Wisenten doen dingen die andere dieren niet kunnen. Een heel landschap veranderen, bijvoorbeeld
Caspar Janssen gaat wekelijks op zoek naar een dier in zijn habitat. Wat typeert het dier? En waarom doet het juist nu van zich spreken?
Zes wisenten staren ons aan, op een paar honderd meter afstand. Een minikudde van het grootste landzoogdier op het Europese continent. Zomaar op de Veluwe, in een doorgaans voor publiek afgesloten deelgebied. Een uit de kluiten gewassen stier met een ‘kam’ op de rug, vier koeien en een jong stiertje. De twee volwassen koeien zijn drachtig. De wisenten hebben best een groot leefgebied, tegen de 400 hectare, maar dat hebben ze ook nodig, zegt ecoloog Judith Slagt. Slagt bestudeert het gedrag van de wisenten, wat ze eten, waar ze zich het liefst ophouden en wat hun invloed is op ‘het systeem’. Slagt: ‘Ze doen dingen die andere dieren niet kunnen. Ze kunnen een heel landschap beïnvloeden.’
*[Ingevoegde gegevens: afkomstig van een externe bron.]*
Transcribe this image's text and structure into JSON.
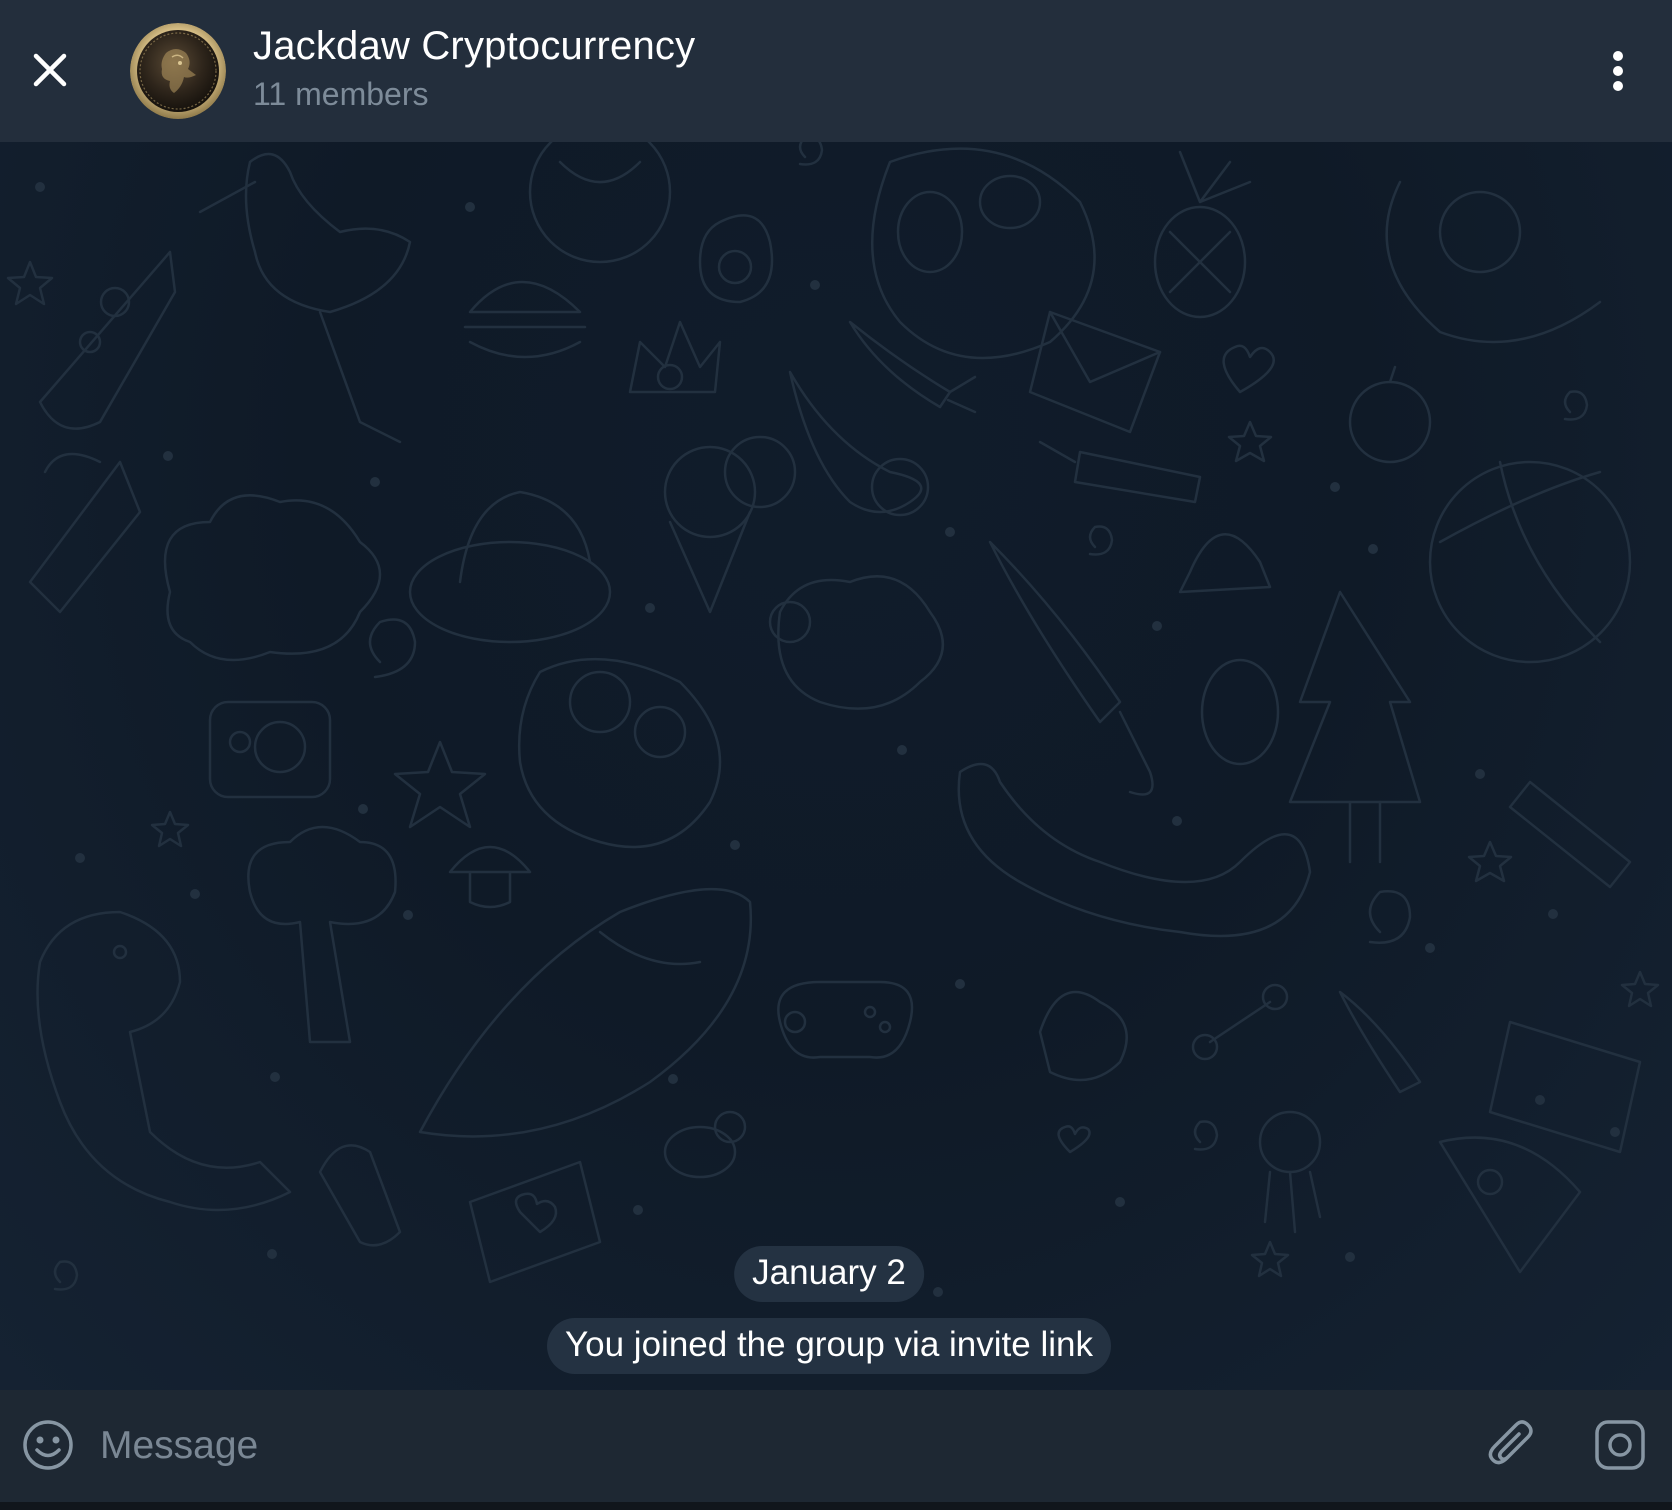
{
  "header": {
    "title": "Jackdaw Cryptocurrency",
    "subtitle": "11 members",
    "icons": {
      "close": "close-icon",
      "avatar": "group-avatar-coin",
      "menu": "more-vertical-icon"
    }
  },
  "chat": {
    "date_label": "January 2",
    "service_message": "You joined the group via invite link",
    "background_pattern": "doodle-pattern"
  },
  "composer": {
    "placeholder": "Message",
    "value": "",
    "icons": {
      "emoji": "smiley-icon",
      "attach": "paperclip-icon",
      "camera": "camera-icon"
    }
  },
  "colors": {
    "header_bg": "#232e3c",
    "chat_bg": "#0f1a27",
    "composer_bg": "#1e2833",
    "pill_bg": "#263444",
    "subtitle": "#7d8b99",
    "icon": "#8796a3",
    "pattern_stroke": "#243345"
  }
}
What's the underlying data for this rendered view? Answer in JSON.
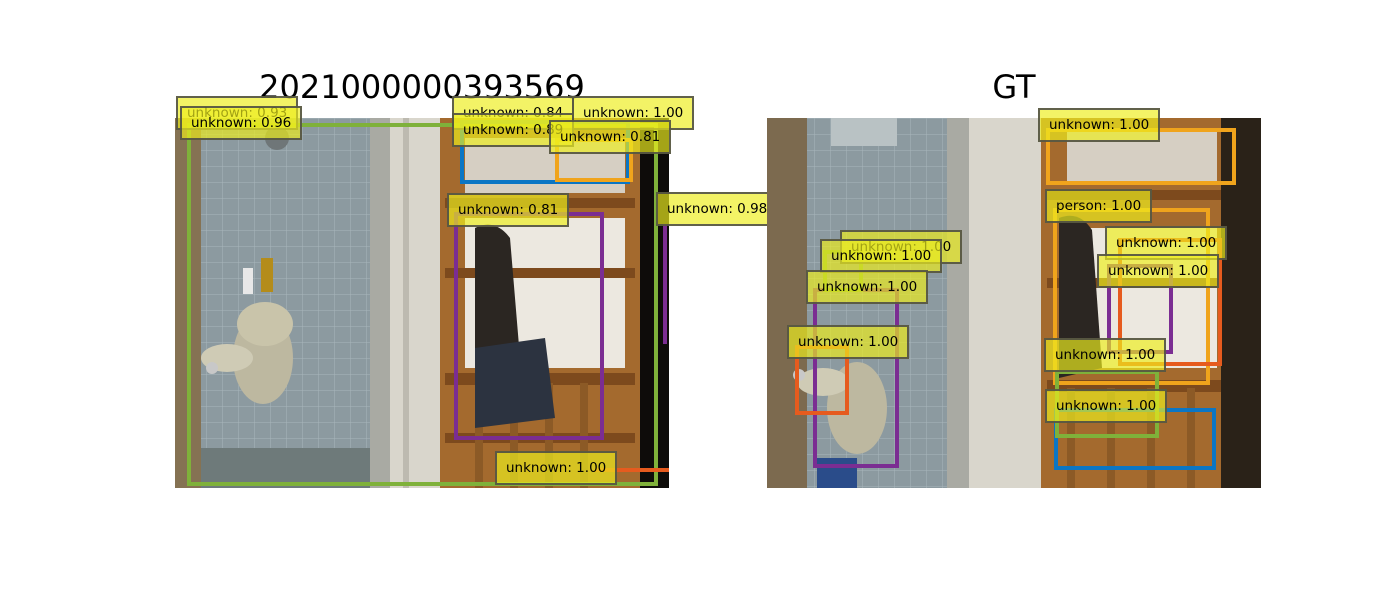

Dat zien we. Deze voormalige wildweide, waar voedsel voor de dieren in het gebied werd verbouwd, is in zeven jaar tijd flink veranderd. De vegetatie is gevarieerder geworden en het terrein onregelmatiger. Want de wisenten nemen zandbaden, ze maken ‘stierenkuilen’ en ‘rolplekken’, door het wroeten ontstaan steilwandjes, ze verspreiden zaden, waar ze poepen blijft het bultig en kiemen plantjes. Judith Slagt: ‘En ze poepen door het hele systeem heen, niet alleen hier.’ We bestuderen een enorme drol. ‘Kijk, er kiemen al plantjes.’ En overal vliegen, kevers en andere insecten. Het is geen toeval dat er honderden spreeuwen om ons heen kwetteren: hier is voedsel.
Vijf kuddes in Nederland
De wisent, of de Europese bizon, is een buitenbeentje in de Nederlandse natuur. Het imposante dier leefde hier lang geleden wel, maar de wisenten van nu zijn uitgezet. In 2007 voor het eerst in het Kraansvlak, in de duinen bij Zandvoort. Er zijn nu vijf vooral kleine kuddes, verspreid door het land. Vanwege de rol die ze spelen in het landschap, maar ook in het kader van een internationaal programma om de Europese bizon voor uitsterven te behoeden.
Oorspronkelijk kwam de wisent verspreid over Europa voor, maar rond 1930 was dat uitsterven bijna een feit door het cultiveren van leefgebieden, door jacht en stroperij. Met de laatste dieren werd een fokprogramma opgezet. De wisenten werden weer uitgezet in de landen waar ze oorspronkelijk voorkwamen, vooral in Polen, Rusland, de Kaukasus, de Oekraïne, maar ook in West-Europa. Inmiddels zijn er weer meer dan 7000 wisenten. Judith Slagt: ‘Een gezonde populatie zonder inteelt telt minimaal 150 dieren, bestaande uit verschillende kuddes. Er zijn nu wereldwijd weer acht van deze grote, in het wild levende populaties.’
Semi-wilde wisenten
De kuddes in het versnipperde Nederland kun je hoogstens semi-wild noemen. Slagt: ‘Normaal gesproken trekken stieren weg van de kudde. En zijn er andere stieren in het spel. Dat bootsen wij na. Om te voorkomen dat een stier zijn eigen dochter gaat dekken wordt hij na een paar jaar uit het gebied gehaald en elders ondergebracht. Hier komt dan ook een nieuwe stier.’